Based on the terms of the regulation—enforced by G7 nations, the European Union (EU), and Australia—Russian oil that is shipped to third-party countries via G7 and EU tankers can only be sold at the $60 price level.

Europe considers the price cap to be a resolute measure to curb Moscow’s finances as major credit institutions and insurance companies, vital to the oil industry, are based within the region. However, Moscow has remained defiant of sanctions, stating instead that continued restrictions are rather counter-harmful to the bloc.

“We are working on mechanisms to prohibit the use of a price cap instrument, regardless of what level is set, because such interference could further destabilize the market,” Russian Deputy Prime Minister Alexander Novak said on Sunday, according to Reuters.

“We will sell oil and petroleum products only to those countries that will work with us under market conditions, even if we have to reduce production a little,” adding that the effects of the price cap could impact other countries besides Russia.

Effects on Europe, Consequences for Violation

Russia is holding fast to the argument that Europe will suffer following the prolonging of energy sanctions. “It would probably be unprofessional to conceal the damage that sanctions are causing to European countries, I mean, regarding the sanctions that the Europeans have imposed against us,” Kremlin spokesman Dmitry Peskov told reporters.

“This damage is obvious—same as the damage of those sanctions to the German economy, all our specialists, specialists in Brussels, and specialists in Berlin are perfectly aware of that.”

The price cap measure for crude oil will come into effect starting Dec. 5, 2022, and for petroleum products on Dec. 5, 2023.

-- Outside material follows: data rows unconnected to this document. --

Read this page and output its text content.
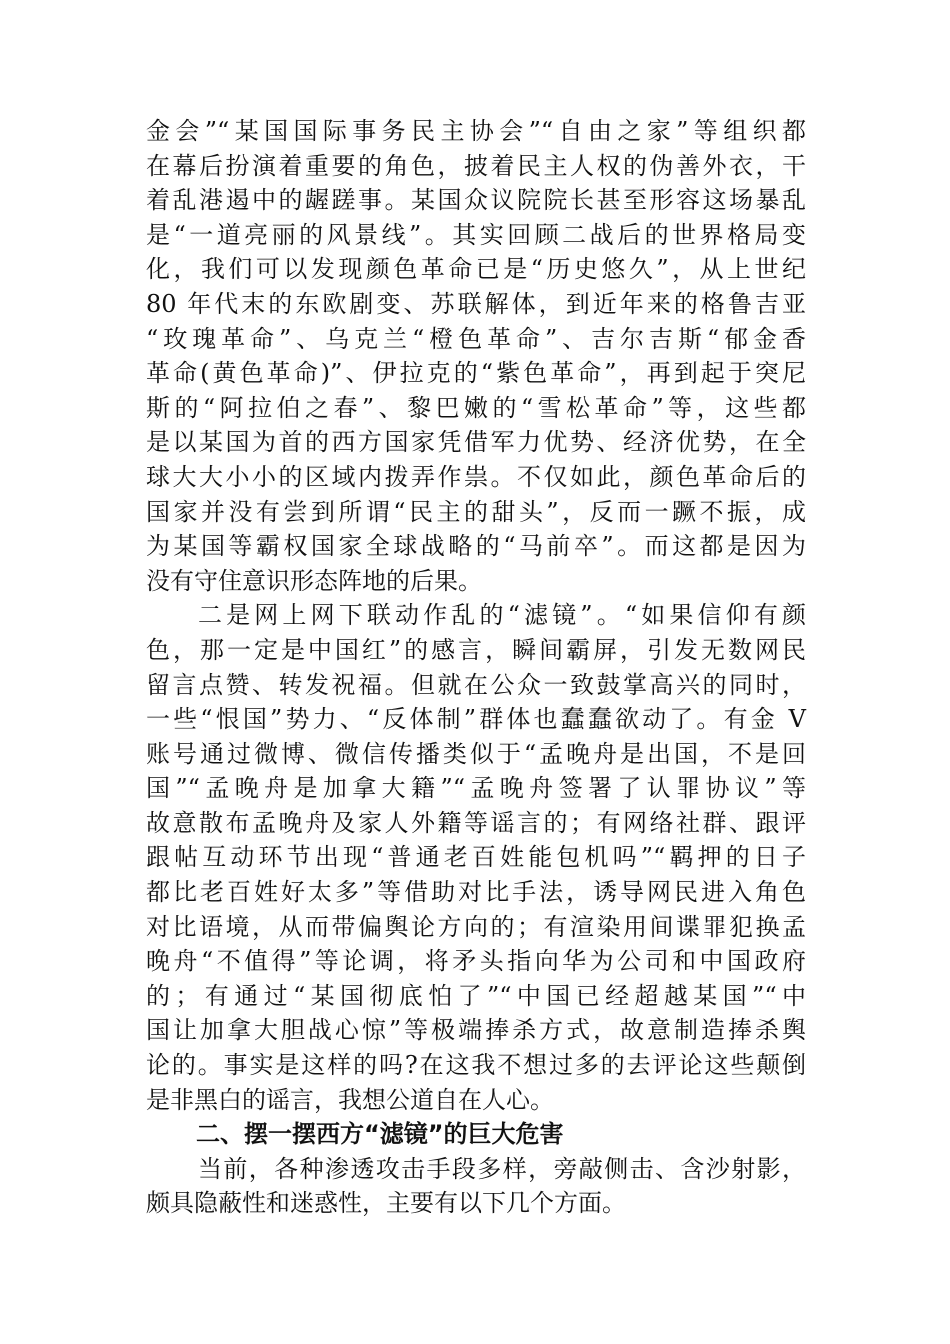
金会”“某国国际事务民主协会”“自由之家”等组织都
在幕后扮演着重要的角色，披着民主人权的伪善外衣，干
着乱港遏中的龌蹉事。某国众议院院长甚至形容这场暴乱
是“一道亮丽的风景线”。其实回顾二战后的世界格局变
化，我们可以发现颜色革命已是“历史悠久”，从上世纪
80 年代末的东欧剧变、苏联解体，到近年来的格鲁吉亚
“玫瑰革命”、乌克兰“橙色革命”、吉尔吉斯“郁金香
革命(黄色革命)”、伊拉克的“紫色革命”，再到起于突尼
斯的“阿拉伯之春”、黎巴嫩的“雪松革命”等，这些都
是以某国为首的西方国家凭借军力优势、经济优势，在全
球大大小小的区域内拨弄作祟。不仅如此，颜色革命后的
国家并没有尝到所谓“民主的甜头”，反而一蹶不振，成
为某国等霸权国家全球战略的“马前卒”。而这都是因为
没有守住意识形态阵地的后果。
二是网上网下联动作乱的“滤镜”。“如果信仰有颜
色，那一定是中国红”的感言，瞬间霸屏，引发无数网民
留言点赞、转发祝福。但就在公众一致鼓掌高兴的同时，
一些“恨国”势力、“反体制”群体也蠢蠢欲动了。有金 V
账号通过微博、微信传播类似于“孟晚舟是出国，不是回
国”“孟晚舟是加拿大籍”“孟晚舟签署了认罪协议”等
故意散布孟晚舟及家人外籍等谣言的；有网络社群、跟评
跟帖互动环节出现“普通老百姓能包机吗”“羁押的日子
都比老百姓好太多”等借助对比手法，诱导网民进入角色
对比语境，从而带偏舆论方向的；有渲染用间谍罪犯换孟
晚舟“不值得”等论调，将矛头指向华为公司和中国政府
的；有通过“某国彻底怕了”“中国已经超越某国”“中
国让加拿大胆战心惊”等极端捧杀方式，故意制造捧杀舆
论的。事实是这样的吗?在这我不想过多的去评论这些颠倒
是非黑白的谣言，我想公道自在人心。
二、摆一摆西方“滤镜”的巨大危害
当前，各种渗透攻击手段多样，旁敲侧击、含沙射影，
颇具隐蔽性和迷惑性，主要有以下几个方面。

If a third country ship violates the regulation, “EU operators will be prohibited from insuring, financing, and servicing this vessel” for a period of 90 days after the unloading of cargo. If it is an EU vessel, the member state will be subject to consequences, according to the European Commission.

The price cap measure will be reviewed by the EU and the G7 every two months. “This review should take into account ... the effectiveness of the measure, its implementation, international adherence and alignment, the potential impact on coalition members and partners, and market developments,” the Commission said in the statement.